Canadian artist and graphic designer

Steven R. Gilmore is a Canadian artist and graphic designer most known for his work on album cover design, particularly his role as in-house artist for Nettwerk Records for much of the 1980s and 1990s. He has designed record album sleeves for bands such as Skinny Puppy, Nickelback, A Perfect Circle, BT, Machines of Loving Grace, Static-X, and Two Steps from Hell.

== Career ==
Although Gilmore began working as an artist during the 1970s, his career did not take off until the 1980s, when he began actively working with various Canadian bands. Gilmore met Kevin Crompton (aka CEvin Key) of Skinny Puppy at a nightclub in 1982, and the two became friends with Gilmore subsequently designing artwork for a number of Key's projects. Crompton approached Gilmore to design the sleeve for the first Skinny Puppy release on Nettwerk Records which led to an ongoing relationship with the label. In the course of designing for Skinny Puppy, Gilmore developed several custom typefaces for the task.

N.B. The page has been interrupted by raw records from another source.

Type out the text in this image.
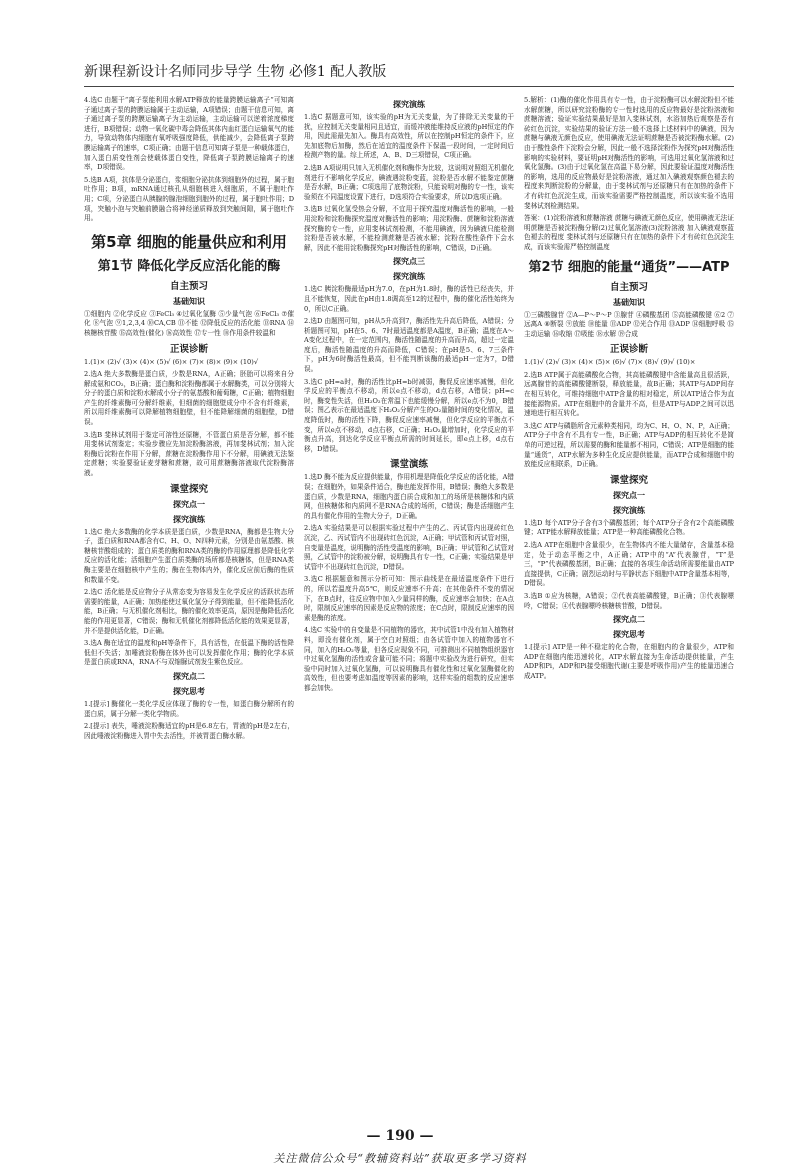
新课程新设计名师同步导学 生物 必修1 配人教版

4.选C 由题干“离子泵能利用水解ATP释放的能量跨膜运输离子”可知离子通过离子泵的跨膜运输属于主动运输，A项错误；由题干信息可知，离子通过离子泵的跨膜运输离子为主动运输，主动运输可以逆着浓度梯度进行，B项错误；动物一氧化碳中毒会降低其体内血红蛋白运输氧气的能力，导致动物体内细胞有氧呼吸强度降低，供能减少，会降低离子泵跨膜运输离子的速率，C项正确；由题干信息可知离子泵是一种载体蛋白，加入蛋白质变性剂会使载体蛋白变性，降低离子泵跨膜运输离子的速率，D项错误。

5.选B A项，抗体是分泌蛋白，浆细胞分泌抗体到细胞外的过程，属于胞吐作用；B项，mRNA通过核孔从细胞核进入细胞质，不属于胞吐作用；C项，分泌蛋白从胰腺的腺泡细胞到胞外的过程，属于胞吐作用；D项，突触小泡与突触前膜融合将神经递质释放到突触间隙，属于胞吐作用。

第5章 细胞的能量供应和利用
第1节 降低化学反应活化能的酶
自主预习
基础知识

①细胞内 ②化学反应 ③FeCl₃ ④过氧化氢酶 ⑤少量气泡 ⑥FeCl₃ ⑦催化 ⑧气泡 ⑨1,2,3,4 ⑩CA,CB ⑪不能 ⑫降低反应的活化能 ⑬RNA ⑭核糖核苷酸 ⑮高效性(催化) ⑯高效性 ⑰专一性 ⑱作用条件较温和

正误诊断

1.(1)× (2)√ (3)× (4)× (5)√ (6)× (7)× (8)× (9)× (10)√

2.选A 绝大多数酶是蛋白质，少数是RNA，A正确；胚胎可以将来自分解成氨和CO₂，B正确；蛋白酶和淀粉酶都属于水解酶类，可以分别将大分子的蛋白质和淀粉水解成小分子的氨基酸和葡萄糖，C正确；植物细胞产生的纤维素酶可分解纤维素，但细菌的细胞壁成分中不含有纤维素，所以用纤维素酶可以降解植物细胞壁，但不能降解细菌的细胞壁，D错误。

3.选B 斐林试剂用于鉴定可溶性还原糖，不管蛋白质是否分解，都不能用斐林试剂鉴定；实验步骤应先加淀粉酶溶液，再加斐林试剂；加入淀粉酶后淀粉在作用下分解，蔗糖在淀粉酶作用下不分解，用碘液无法鉴定蔗糖；实验要验证麦芽糖和蔗糖，故可用蔗糖酶溶液取代淀粉酶溶液。

课堂探究
探究点一
探究演练

1.选C 绝大多数酶的化学本质是蛋白质，少数是RNA，酶都是生物大分子，蛋白质和RNA都含有C、H、O、N四种元素，分别是由氨基酸、核糖核苷酸组成的；蛋白质类的酶和RNA类的酶的作用原理都是降低化学反应的活化能；活细胞产生蛋白质类酶的场所都是核糖体，但是RNA类酶主要是在细胞核中产生的；酶在生物体内外，催化反应前后酶的性质和数量不变。

2.选C 活化能是反应物分子从常态变为容易发生化学反应的活跃状态所需要的能量，A正确；加热能使过氧化氢分子得到能量，但不能降低活化能，B正确；与无机催化剂相比，酶的催化效率更高，原因是酶降低活化能的作用更显著，C错误；酶和无机催化剂都降低活化能的效果更显著，并不是提供活化能，D正确。

3.选A 酶在适宜的温度和pH等条件下，具有活性，在低温下酶的活性降低但不失活；加唾液淀粉酶在体外也可以发挥催化作用；酶的化学本质是蛋白质或RNA，RNA不与双缩脲试剂发生紫色反应。

探究点二
探究思考

1.[提示] 酶催化一类化学反应体现了酶的专一性，如蛋白酶分解所有的蛋白质，属于分解一类化学物质。

2.[提示] 表失，唾液淀粉酶适宜的pH是6.8左右，胃液的pH是2左右，因此唾液淀粉酶进入胃中失去活性，并被胃蛋白酶水解。

探究演练

1.选C 据题意可知，该实验的pH为无关变量，为了排除无关变量的干扰，应控制无关变量相同且适宜，而缓冲液能维持反应液的pH恒定的作用，因此需最先加入。酶具有高效性，所以在控制pH恒定的条件下，应先加底物后加酶，然后在适宜的温度条件下保温一段时间，一定时间后检测产物的量。综上所述，A、B、D三项错误，C项正确。

2.选B A项说明只加入无机催化剂和酶作为比较，这说明对照组无机催化剂进行不影响化学反应，碘液遇淀粉变蓝，淀粉是否水解不能鉴定蔗糖是否水解，B正确；C项选用了底物淀粉，只能说明对酶的专一性，该实验须在不同温度设置下进行，D选项符合实验要求，所以D选项正确。

3.选B 过氧化氢受热会分解，不宜用于探究温度对酶活性的影响，一般用淀粉和淀粉酶探究温度对酶活性的影响；用淀粉酶、蔗糖和淀粉溶液探究酶的专一性，应用斐林试剂检测，不能用碘液，因为碘液只能检测淀粉是否被水解，不能检测蔗糖是否被水解；淀粉在酸性条件下会水解，因此不能用淀粉酶探究pH对酶活性的影响，C错误，D正确。

探究点三
探究演练

1.选C 胰淀粉酶最适pH为7.0，在pH为1.8时，酶的活性已经丧失，并且不能恢复，因此在pH由1.8调高至12的过程中，酶的催化活性始终为0，所以C正确。

2.选D 由题图可知，pH从5升高到7，酶活性先升高后降低，A错误；分析题图可知，pH在5、6、7时最适温度都是A温度，B正确；温度在A～A变化过程中，在一定范围内，酶活性随温度的升高而升高，超过一定温度后，酶活性随温度的升高而降低，C错误；在pH是5、6、7三条件下，pH为6时酶活性最高，但不能判断该酶的最适pH一定为7，D错误。

3.选C pH=a时，酶的活性比pH=b时减弱，酶促反应速率减慢，但化学反应的平衡点不移动，所以e点不移动，d点右移，A错误；pH=c时，酶变性失活，但H₂O₂在常温下也能缓慢分解，所以e点不为0，B错误；图乙表示在最适温度下H₂O₂分解产生的O₂量随时间的变化情况，温度降低时，酶的活性下降，酶促反应速率减慢，但化学反应的平衡点不变，所以e点不移动，d点右移，C正确；H₂O₂量增加时，化学反应的平衡点升高，到达化学反应平衡点所需的时间延长，即e点上移，d点右移，D错误。

课堂演练

1.选D 酶不能为反应提供能量，作用机理是降低化学反应的活化能，A错误；在细胞外，如果条件适合，酶也能发挥作用，B错误；酶绝大多数是蛋白质，少数是RNA，细胞内蛋白质合成和加工的场所是核糖体和内质网，但核糖体和内质网不是RNA合成的场所，C错误；酶是活细胞产生的具有催化作用的生物大分子，D正确。

2.选A 实验结果是可以根据实验过程中产生的乙、丙试管内出现砖红色沉淀，乙、丙试管内不出现砖红色沉淀，A正确；甲试管和丙试管对照，自变量是温度，说明酶的活性受温度的影响，B正确；甲试管和乙试管对照，乙试管中的淀粉被分解，说明酶具有专一性，C正确；实验结果是甲试管中不出现砖红色沉淀，D错误。

3.选C 根据题意和图示分析可知：图示曲线是在最适温度条件下进行的，所以若温度升高5℃，则反应速率不升高；在其他条件不变的情况下，在B点时，往反应物中加入少量同样的酶，反应速率会加快；在A点时，限制反应速率的因素是反应物的浓度；在C点时，限制反应速率的因素是酶的浓度。

4.选C 实验中的自变量是不同植物的器官，其中试管1中没有加入植物材料，即没有催化剂，属于空白对照组；由各试管中加入的植物器官不同，加入的H₂O₂等量，但各反应现象不同，可推测出不同植物组织器官中过氧化氢酶的活性或含量可能不同；将题中实验改为进行研究，但实验中同时加入过氧化氢酶，可以说明酶具有催化性和过氧化氢酶催化的高效性，但也要考虑如温度等因素的影响，这样实验的组数的反应速率都会加快。

5.解析：(1)酶的催化作用具有专一性，由于淀粉酶可以水解淀粉但不能水解蔗糖，所以研究淀粉酶的专一性时选用的反应物最好是淀粉溶液和蔗糖溶液；验证实验结果最好是加入斐林试剂，水浴加热后观察是否有砖红色沉淀，实验结果的验证方法一般不选择上述材料中的碘液，因为蔗糖与碘液无颜色反应，使用碘液无法证明蔗糖是否被淀粉酶水解。(2)由于酸性条件下淀粉会分解，因此一般不选择淀粉作为探究pH对酶活性影响的实验材料，要证明pH对酶活性的影响，可选用过氧化氢溶液和过氧化氢酶。(3)由于过氧化氢在高温下易分解，因此要验证温度对酶活性的影响，选用的反应物最好是淀粉溶液，通过加入碘液观察颜色褪去的程度来判断淀粉的分解量，由于斐林试剂与还原糖只有在加热的条件下才有砖红色沉淀生成，而该实验需要严格控制温度，所以该实验不选用斐林试剂检测结果。

答案：(1)淀粉溶液和蔗糖溶液 蔗糖与碘液无颜色反应，使用碘液无法证明蔗糖是否被淀粉酶分解(2)过氧化氢溶液(3)淀粉溶液 加入碘液观察蓝色褪去的程度 斐林试剂与还原糖只有在加热的条件下才有砖红色沉淀生成，而该实验需严格控制温度

第2节 细胞的能量“通货”——ATP
自主预习
基础知识

①三磷酸腺苷 ②A—P～P～P ③腺苷 ④磷酸基团 ⑤高能磷酸键 ⑥2 ⑦远离A ⑧断裂 ⑨放能 ⑩能量 ⑪ADP ⑫光合作用 ⑬ADP ⑭细胞呼吸 ⑮主动运输 ⑯收缩 ⑰吸能 ⑱水解 ⑲合成

正误诊断

1.(1)√ (2)√ (3)× (4)× (5)× (6)√ (7)× (8)√ (9)√ (10)×

2.选B ATP属于高能磷酸化合物，其高能磷酸键中含能量高且很活跃，远离腺苷的高能磷酸键断裂，释放能量，故B正确；其ATP与ADP间存在相互转化，可维持细胞中ATP含量的相对稳定，所以ATP适合作为直接能源物质。ATP在细胞中的含量并不高，但是ATP与ADP之间可以迅速地进行相互转化。

3.选C ATP与磷脂所含元素种类相同，均为C、H、O、N、P，A正确；ATP分子中含有不具有专一性，B正确；ATP与ADP的相互转化不是简单的可逆过程，所以需要的酶和能量都不相同，C错误；ATP是细胞的能量“通货”，ATP水解为多种生化反应提供能量，而ATP合成和细胞中的放能反应相联系，D正确。

课堂探究
探究点一
探究演练

1.选D 每个ATP分子含有3个磷酸基团；每个ATP分子含有2个高能磷酸键；ATP能水解释放能量；ATP是一种高能磷酸化合物。

2.选A ATP在细胞中含量很少，在生物体内不能大量储存，含量基本稳定，处于动态平衡之中，A正确；ATP中的“A”代表腺苷，“T”是三，“P”代表磷酸基团，B正确；直接的各项生命活动所需要能量由ATP直接提供，C正确；剧烈运动时与平静状态下细胞中ATP含量基本相等，D错误。

3.选B ①应为核糖，A错误；②代表高能磷酸键，B正确；③代表腺嘌呤，C错误；④代表腺嘌呤核糖核苷酸，D错误。

探究点二
探究思考

1.[提示] ATP是一种不稳定的化合物，在细胞内的含量很少，ATP和ADP在细胞内能迅速转化，ATP水解直接为生命活动提供能量，产生ADP和Pi，ADP和Pi接受细胞代谢(主要是呼吸作用)产生的能量迅速合成ATP。

— 190 —
关注微信公众号“教辅资料站”获取更多学习资料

According to the sprawling history of Canadian popular music Have Not Been the Same, "Steven R. Gilmore was enlisted as the resident artist to design a distinct look for the label’s promotional material and album covers. Shaping the look of the label would remain crucial throughout Nettwerk’s history…"

Gilmore also created the soundtrack artwork and related promotional materials for films such as The Dark Knight, 300, Watchmen and The Lord of the Rings.

As both a DJ and artist, Gilmore helped shape the aesthetics of industrial music, according to scholar S. Alexander Reed's book Assimilate: A Critical History of Industrial Music.